It didn't work that way on projects I led. Maybe everyone at Anthropic is a "10."
I was lucky when I had one person who could do that ("deeply understand the root goal and can autonomously choose the most important next things to work on"), who could take over if I went on vacation or got hit by a bus.
But I had reports who just wanted to work in their area of specialization, and had no curiosity whatsoever outside that. Or the guy who, no matter what I said, would never tell me when he had finished something - the only way I found out would be when I walked past his cube and saw him reading a science fiction book.
Don't tell me I should have just fired them, and gotten someone better. They did useful work, contributed to the project, and they were what the company had to work with. A big part of management is figuring out what people can do, want to do, are capable of doing in the future if encouraged.
But seems like the company (and you) thought that was acceptable so who knows.
It's refreshingly free of buzzwords and rigid "process" too!
Theres nothing more to it than that. Frameworks etc blah blah blah. Who cares. Get the work done.
* Poorly defined goals / definition of success
* Overly-complex plans, slowly executed against
* A focus on issues that aren't the real bottleneck
* Large cost and time overruns
* Project is eventually cancelled
I've had the interesting experience of watching the same type of "transformation" project run twice at similar companies. In the first case, the project was bogged down to the extent that I genuinely updated to believe it wasn't possible to achieve. In the second case, I saw incredible progress / pace with a much smaller team, pushing on all the key points with the right planning, and learned some lessons I wish I'd known on take 1.
lol this usually happens when those leading the project have no vision and aren't ruthless about achieving a well-defined outcome state.
Having a vision is understated and very rare to find in people. Many people pretend/wish they had 'it'.
This reads a lot like Waterfall to me. This is what I was used to 20 years ago. The project manager wanted a daily email of my progress. We had a weekly meeting where everyone’s blockers were discussed. This took all day for complex projects.
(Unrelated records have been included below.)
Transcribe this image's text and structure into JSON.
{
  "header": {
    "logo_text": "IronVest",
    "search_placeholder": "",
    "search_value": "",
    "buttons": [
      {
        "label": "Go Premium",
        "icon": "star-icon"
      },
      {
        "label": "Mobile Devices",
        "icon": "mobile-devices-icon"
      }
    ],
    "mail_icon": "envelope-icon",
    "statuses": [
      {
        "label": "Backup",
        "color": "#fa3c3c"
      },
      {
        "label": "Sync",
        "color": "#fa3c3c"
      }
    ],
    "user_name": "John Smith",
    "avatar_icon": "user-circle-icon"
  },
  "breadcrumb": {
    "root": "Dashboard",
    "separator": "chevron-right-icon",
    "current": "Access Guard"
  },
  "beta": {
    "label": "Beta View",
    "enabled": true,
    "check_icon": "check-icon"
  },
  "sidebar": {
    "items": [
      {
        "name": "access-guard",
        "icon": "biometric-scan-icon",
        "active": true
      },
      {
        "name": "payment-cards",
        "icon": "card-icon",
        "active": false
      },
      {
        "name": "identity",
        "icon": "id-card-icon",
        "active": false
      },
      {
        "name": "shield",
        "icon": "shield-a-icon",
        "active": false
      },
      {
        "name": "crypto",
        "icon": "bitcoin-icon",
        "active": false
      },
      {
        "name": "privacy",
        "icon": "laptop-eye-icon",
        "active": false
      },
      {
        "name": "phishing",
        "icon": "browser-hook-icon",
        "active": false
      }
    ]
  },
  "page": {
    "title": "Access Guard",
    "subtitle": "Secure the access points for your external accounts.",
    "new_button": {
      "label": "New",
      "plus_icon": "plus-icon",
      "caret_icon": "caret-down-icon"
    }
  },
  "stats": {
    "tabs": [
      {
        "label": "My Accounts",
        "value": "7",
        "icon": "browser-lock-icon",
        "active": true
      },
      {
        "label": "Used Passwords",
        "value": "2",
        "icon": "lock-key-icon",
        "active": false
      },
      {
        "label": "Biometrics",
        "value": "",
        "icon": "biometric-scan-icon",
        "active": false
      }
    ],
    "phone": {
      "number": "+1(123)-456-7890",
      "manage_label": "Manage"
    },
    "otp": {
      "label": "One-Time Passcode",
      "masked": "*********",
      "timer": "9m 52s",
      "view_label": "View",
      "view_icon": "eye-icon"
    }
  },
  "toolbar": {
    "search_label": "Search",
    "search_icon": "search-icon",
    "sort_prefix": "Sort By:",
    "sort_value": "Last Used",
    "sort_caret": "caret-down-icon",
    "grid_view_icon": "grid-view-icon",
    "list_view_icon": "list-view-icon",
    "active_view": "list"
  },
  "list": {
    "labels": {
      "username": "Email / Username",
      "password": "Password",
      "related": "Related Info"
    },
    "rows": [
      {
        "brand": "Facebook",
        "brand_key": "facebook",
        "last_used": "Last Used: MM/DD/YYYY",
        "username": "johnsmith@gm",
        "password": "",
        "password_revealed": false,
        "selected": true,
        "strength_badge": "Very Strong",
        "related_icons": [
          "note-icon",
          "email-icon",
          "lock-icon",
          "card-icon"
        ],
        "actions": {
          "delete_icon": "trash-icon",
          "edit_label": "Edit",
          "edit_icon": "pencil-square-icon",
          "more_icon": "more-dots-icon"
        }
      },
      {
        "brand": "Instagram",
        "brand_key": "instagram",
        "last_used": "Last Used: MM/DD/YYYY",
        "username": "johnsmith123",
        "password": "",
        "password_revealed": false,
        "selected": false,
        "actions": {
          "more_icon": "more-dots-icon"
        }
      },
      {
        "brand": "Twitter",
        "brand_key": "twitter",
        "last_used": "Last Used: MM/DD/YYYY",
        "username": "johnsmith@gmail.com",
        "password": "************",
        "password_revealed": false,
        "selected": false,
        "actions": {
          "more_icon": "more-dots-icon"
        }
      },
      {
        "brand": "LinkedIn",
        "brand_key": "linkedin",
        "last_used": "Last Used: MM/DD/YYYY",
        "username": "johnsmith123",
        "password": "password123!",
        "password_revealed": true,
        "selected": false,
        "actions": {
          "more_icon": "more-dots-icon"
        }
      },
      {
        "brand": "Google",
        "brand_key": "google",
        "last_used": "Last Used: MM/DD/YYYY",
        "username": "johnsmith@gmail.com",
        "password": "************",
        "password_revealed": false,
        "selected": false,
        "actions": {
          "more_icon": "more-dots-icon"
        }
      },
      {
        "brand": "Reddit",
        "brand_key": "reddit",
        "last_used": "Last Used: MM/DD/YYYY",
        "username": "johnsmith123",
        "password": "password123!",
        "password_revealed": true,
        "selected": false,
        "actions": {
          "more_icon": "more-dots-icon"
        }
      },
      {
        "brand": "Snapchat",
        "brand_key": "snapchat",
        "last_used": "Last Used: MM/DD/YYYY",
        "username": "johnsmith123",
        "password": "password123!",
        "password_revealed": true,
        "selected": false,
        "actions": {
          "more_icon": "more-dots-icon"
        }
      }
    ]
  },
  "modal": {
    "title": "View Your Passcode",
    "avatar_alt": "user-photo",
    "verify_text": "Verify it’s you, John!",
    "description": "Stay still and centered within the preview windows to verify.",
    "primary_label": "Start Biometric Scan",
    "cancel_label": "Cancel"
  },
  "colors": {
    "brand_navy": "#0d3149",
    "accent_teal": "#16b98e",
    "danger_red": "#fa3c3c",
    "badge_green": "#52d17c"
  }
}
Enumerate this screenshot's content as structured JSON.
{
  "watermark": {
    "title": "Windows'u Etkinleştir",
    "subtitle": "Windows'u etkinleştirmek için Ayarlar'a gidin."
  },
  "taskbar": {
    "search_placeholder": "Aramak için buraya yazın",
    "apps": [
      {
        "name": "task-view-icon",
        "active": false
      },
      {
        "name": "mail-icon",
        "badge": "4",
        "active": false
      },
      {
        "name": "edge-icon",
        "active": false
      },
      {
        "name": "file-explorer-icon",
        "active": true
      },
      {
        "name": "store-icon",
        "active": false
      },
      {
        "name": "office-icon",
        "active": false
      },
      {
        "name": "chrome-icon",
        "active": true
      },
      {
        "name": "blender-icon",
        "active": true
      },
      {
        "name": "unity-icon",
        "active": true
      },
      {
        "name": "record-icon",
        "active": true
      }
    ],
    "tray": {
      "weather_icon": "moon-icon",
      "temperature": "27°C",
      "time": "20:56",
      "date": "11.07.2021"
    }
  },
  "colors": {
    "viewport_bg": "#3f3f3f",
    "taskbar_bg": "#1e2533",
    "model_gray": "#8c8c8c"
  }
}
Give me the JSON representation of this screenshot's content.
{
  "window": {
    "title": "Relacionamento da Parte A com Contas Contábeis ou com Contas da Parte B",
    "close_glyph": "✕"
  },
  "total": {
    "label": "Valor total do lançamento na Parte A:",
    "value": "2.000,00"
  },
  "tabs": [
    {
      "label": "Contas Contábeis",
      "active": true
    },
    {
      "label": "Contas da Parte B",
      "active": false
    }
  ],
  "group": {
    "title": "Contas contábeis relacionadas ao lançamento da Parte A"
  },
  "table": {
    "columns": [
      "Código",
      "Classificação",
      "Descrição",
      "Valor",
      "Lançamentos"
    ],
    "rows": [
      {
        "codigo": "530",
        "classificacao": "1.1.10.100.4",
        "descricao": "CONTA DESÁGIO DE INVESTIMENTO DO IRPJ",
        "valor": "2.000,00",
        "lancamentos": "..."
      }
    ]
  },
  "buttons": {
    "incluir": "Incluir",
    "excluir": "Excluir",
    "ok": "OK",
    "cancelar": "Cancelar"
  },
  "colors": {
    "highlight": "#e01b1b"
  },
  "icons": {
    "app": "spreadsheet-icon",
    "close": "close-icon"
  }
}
Most stuff I do that is long term isn't that critical and gets broken into reasonable size phases; the closest one is planned in detail, the next one has no major open questions, and the rest have a brief summary of what will be accomplished / what is the goal of that phase only.
That gets rid of a lot of the lack of flexibility of waterfall, and it does happen that priorities change a lot and many projects don't get to the latter phases (often, by definition/priority, the less "immediate fire" ones).
What’s wrong with a daily synchronous call?
Some of this reads like micromanagement. Why does a project organizer need to spend lots of time tracking people, why aren’t they recording what they’re working on in a transparent manner?
The idea of writing down all the steps required, aka way too many steps, some people love to tell you all the ways things are impossible and "you will need to do X too". When after the fact you discover X wasn't important.